Amber is a highly-trained woman but her proficiency in martial arts and using conventional weapons didn’t come from thin air. It is one of my pet peeves – a more or less ordinary chica is turned into a vampire and in the matter of seconds, practically as soon as she touches a sword, she becomes a warrior extraordinaire. Here at least the author gave his heroine a proper background, making her exploits far more believable.

Also I truly enjoyed the fact that this novel didn’t feature either insta-love between the main lead and, say, a devastatingly handsome vampire master (ugh!) or an ugly love triangle. Amber is a sensible girl who knows her priorities and keeps her desires in check, concerning both her male and female acquaintances. I hope the author will continue that course.

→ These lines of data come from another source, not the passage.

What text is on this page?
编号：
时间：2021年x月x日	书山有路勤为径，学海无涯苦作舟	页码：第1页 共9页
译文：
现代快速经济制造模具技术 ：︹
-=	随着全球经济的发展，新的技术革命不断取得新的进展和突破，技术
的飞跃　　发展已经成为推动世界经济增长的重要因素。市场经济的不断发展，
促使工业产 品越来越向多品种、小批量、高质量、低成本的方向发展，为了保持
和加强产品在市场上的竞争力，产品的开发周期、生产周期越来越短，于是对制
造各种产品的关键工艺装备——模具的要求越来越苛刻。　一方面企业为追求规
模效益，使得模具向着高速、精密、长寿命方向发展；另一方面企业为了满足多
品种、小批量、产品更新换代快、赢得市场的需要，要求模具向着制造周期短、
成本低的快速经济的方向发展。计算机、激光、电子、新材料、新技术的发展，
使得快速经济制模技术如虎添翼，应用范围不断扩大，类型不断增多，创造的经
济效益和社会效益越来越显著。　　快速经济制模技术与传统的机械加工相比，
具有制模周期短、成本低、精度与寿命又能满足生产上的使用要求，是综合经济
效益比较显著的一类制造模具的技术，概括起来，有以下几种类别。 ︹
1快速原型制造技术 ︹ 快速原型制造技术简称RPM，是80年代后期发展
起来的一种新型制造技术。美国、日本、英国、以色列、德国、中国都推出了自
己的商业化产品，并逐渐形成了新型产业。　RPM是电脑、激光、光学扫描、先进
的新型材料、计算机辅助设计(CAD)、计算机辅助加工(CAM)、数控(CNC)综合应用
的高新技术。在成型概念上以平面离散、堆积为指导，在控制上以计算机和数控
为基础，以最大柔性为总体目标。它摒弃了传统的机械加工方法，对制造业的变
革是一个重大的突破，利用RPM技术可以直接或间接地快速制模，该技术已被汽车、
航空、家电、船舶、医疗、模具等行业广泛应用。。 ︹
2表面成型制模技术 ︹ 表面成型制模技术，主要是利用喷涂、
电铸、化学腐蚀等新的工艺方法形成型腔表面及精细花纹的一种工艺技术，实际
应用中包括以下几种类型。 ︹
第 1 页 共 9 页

Finally some secondary characters like Bian, the Vietnamese vampiress who likes Goth girls, Tullah, Amber’s secretary and her mother were really nice to read about.

What I didn’t like:

The biggest problem I had concerned my relating or rather not relating to the main heroine, Amber Farrell. Don’t get me wrong – I like kick-ass women who never pull their punches and make a career on their own, without needing a strong man by their side, vampire or otherwise. Still…whenever I felt I finally knew what made her tick I was led astray by her actions again and again. Let me be more precise: Amber is not a badly-constructed character but she is neither here nor there, a work in progress.

Sometimes she acts like a straight adult woman, sometimes – like a young gung ho man from a Bond movie. She kisses both men and women. For some period of time she is a kind of live-in girlfriend of Jen but without fully realizing the implications of her status. She publicly dances with her for heavens’ sake and still she never bothers to ask herself what others might think of it. When her sister is angry at her she is simply surprised. Although she is half way into becoming a vampire she hates most of vampires and is afraid of her own future as one. Still she doesn’t look for the answers – not really, taking into account the fact that she is an investigator – and when it comes to werewolves she doesn’t have any trust issues or problems…

I understand that it is just the first part of a whole series. Perhaps with hindsight everything would have become perfectly reasonable but reading the first part I sometimes found myself wondering whether Amber is a she or a he or a person somewhere in between. I bet there might be several explanations of such a character construction. First: it was done deliberately by the author for reason or reasons unknown, to be revealed later. Second: male authors, even very good ones, sometimes have difficulties getting into a female mind and their heroines come across as tomboys at best, hermaphrodites in the middle, something misshapen a cat might drag in at worst. Creating a complex character is never easy. In my opinion the jury is out when it comes to Ms Farrell. Her background (a stint in special forces, another one as a cop) definitely would predestine her to be a bit less feminine than your ordinary vampire chick and it’s fine by me but I wish she found her inner core, spoke with herself and took a mature, informed decision about her preferences – rather sooner than later.

Cover art:

Nice but a bit misleading. I mean vampires are far more prominent than werewolves in this one so what is that doggy doing here?

Final verdict:

An interesting beginning of another urban fantasy series and a nice debut. I wish Amber and her author all the best!